Yesterday was the first nice day I could work outside as Thanksgiving day, as nice as it was, was filled with other things. I scraped and painted the top of the porch where the stairs attach. I needed to do it before winter as the wood was exposed in a few places where the paint had chipped off.

The sun was out and it seemed to be going well when all of a sudden fog rolled in. I couldn't just leave wet paint there so I grabbed the blow dryer and an extension cord and spent my afternoon blow-drying the front part of the porch. What a waste of my time. Of all the things I could be doing I spent the foggy afternoon feeling pretty silly with that blow dryer (a few honks and shaking heads from passing cars). It took forever but it worked. I have tried the blow-drying method a couple of times before when I get caught waiting too long to get ready for winter. It has successfully dried caulking with snow flakes falling from the sky.

Saturday, November 11, 2006

Lots of Online Woodworking Streaming Videos

Another raining day in Erie keeps me from finishing up my front stairs. Everything is done except screwing it all together.

I was internet surfing for woodworking videos and came across a wonderful site by the Long Island Woodworkers club. They have the videos online for anyone to see free if you have Windows Media Player (which just about everyone has already). Of course you'll have to have DSL because many of the videos are 15 minutes, some shorter, some longer. They cover lots of woodworking subjects. Here is the link. They are free to watch.

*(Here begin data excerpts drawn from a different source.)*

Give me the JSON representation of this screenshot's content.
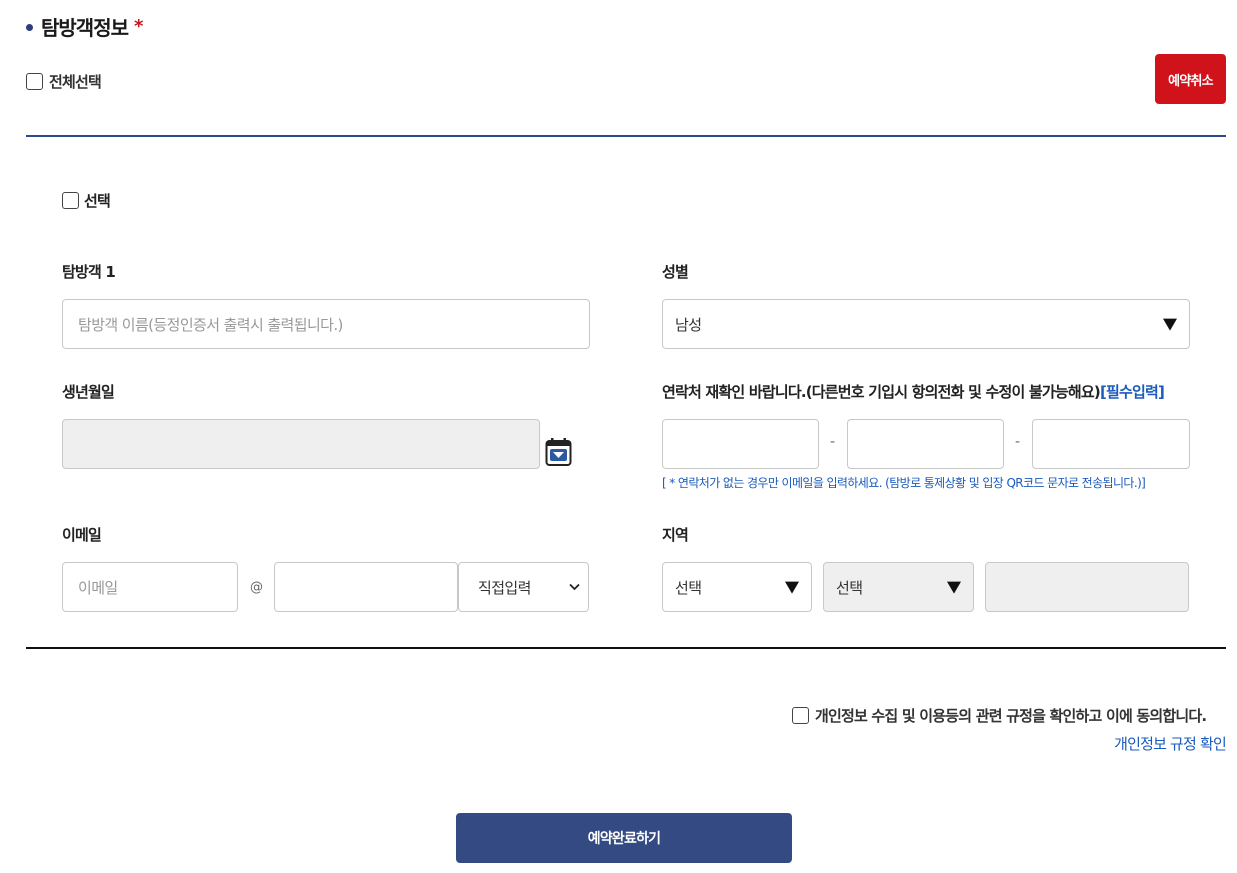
{
  "section": {
    "title": "탐방객정보",
    "required_mark": "*"
  },
  "select_all_label": "전체선택",
  "cancel_button_label": "예약취소",
  "visitor": {
    "select_label": "선택",
    "name_label": "탐방객 1",
    "name_placeholder": "탐방객 이름(등정인증서 출력시 출력됩니다.)",
    "gender_label": "성별",
    "gender_value": "남성",
    "birth_label": "생년월일",
    "birth_value": "",
    "phone_label": "연락처 재확인 바랍니다.(다른번호 기입시 항의전화 및 수정이 불가능해요)",
    "phone_required": "[필수입력]",
    "phone_separator": "-",
    "phone_note": "[ * 연락처가 없는 경우만 이메일을 입력하세요. (탐방로 통제상황 및 입장 QR코드 문자로 전송됩니다.)]",
    "email_label": "이메일",
    "email_placeholder": "이메일",
    "email_at": "@",
    "email_domain_select": "직접입력",
    "region_label": "지역",
    "region_select_1": "선택",
    "region_select_2": "선택"
  },
  "agreement": {
    "text": "개인정보 수집 및 이용등의 관련 규정을 확인하고 이에 동의합니다.",
    "link": "개인정보 규정 확인"
  },
  "submit_button_label": "예약완료하기",
  "colors": {
    "accent_blue": "#334b82",
    "cancel_red": "#d0121b",
    "link_blue": "#1a5bbd"
  }
}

http://www.liwoodworkers.org/media/video/onlinelibrary.asp

Thursday, November 02, 2006

My New Scroll Saw - I Found All The Lumber

I went to Kraft Lumber last week after having lost more than half a day the day before at the big box stores looking for the right lumber for my porch stairs. It wouldn't have been so hard if they were 4ft wide as most places carry treads that width. But I was able to get the 6 ft ones at Kraft and also the boards to make the stringers, risers and framework. The store stringers only had a 7-inch rise and I need 8 so I need to make those myself.

My sister was looking at dryers to put into the victorian house she is restoring in Pittsburgh, so we headed back up to Lowes in a last ditch effort to see if she could get one delivered before she headed back to California. While she was doing that I went to my favorite department, tools. And there it was, a scroll saw and it had a stand. It looked to be a nice one made by Delta. I need to cut the stair stringers out of 2 x 12 boards and I wanted a band or jigsaw for that but I sure have been wanting a scroll saw for other projects I have done. They only had the display model and I bought it at 20% off. I want to try and make some victorian scroll work for my sister's victorian house.

I spent over an hour trying to put the scrollsaw stand together. The instructions were absolutely terrible. The legs of the stand were sticking out in the wrong directions. I knew that wasn't right. After trying every kind of combination, I got it put together right. I finally hoisted that saw up into position and tightened it down. Nothing left but to figure out how the blade attaches and how to use it. I hope it isn't as hard as putting that dumb stand together.

[update: The scroll saw was missing a piece, wouldn't you know Murphy's Law strikes again. I contacted the store but this was their last one. They told me that I could probably return it to the other store in town but sheez I spent so much time putting the stand together! Instead I contacted Delta (bought out by Black and Decker) and they are sending me the part. If it works I'll keep it, if not I'll take it back.]
[update2: They sent me the part but it turned out there was one more spring missing. They sent it right out and it is all working. I'm very satisfied with the customer service at Black and Decker. Also I bought a top quality Dewalt jigsaw and it cut the stringers like butter. It was one of my best tool investments.]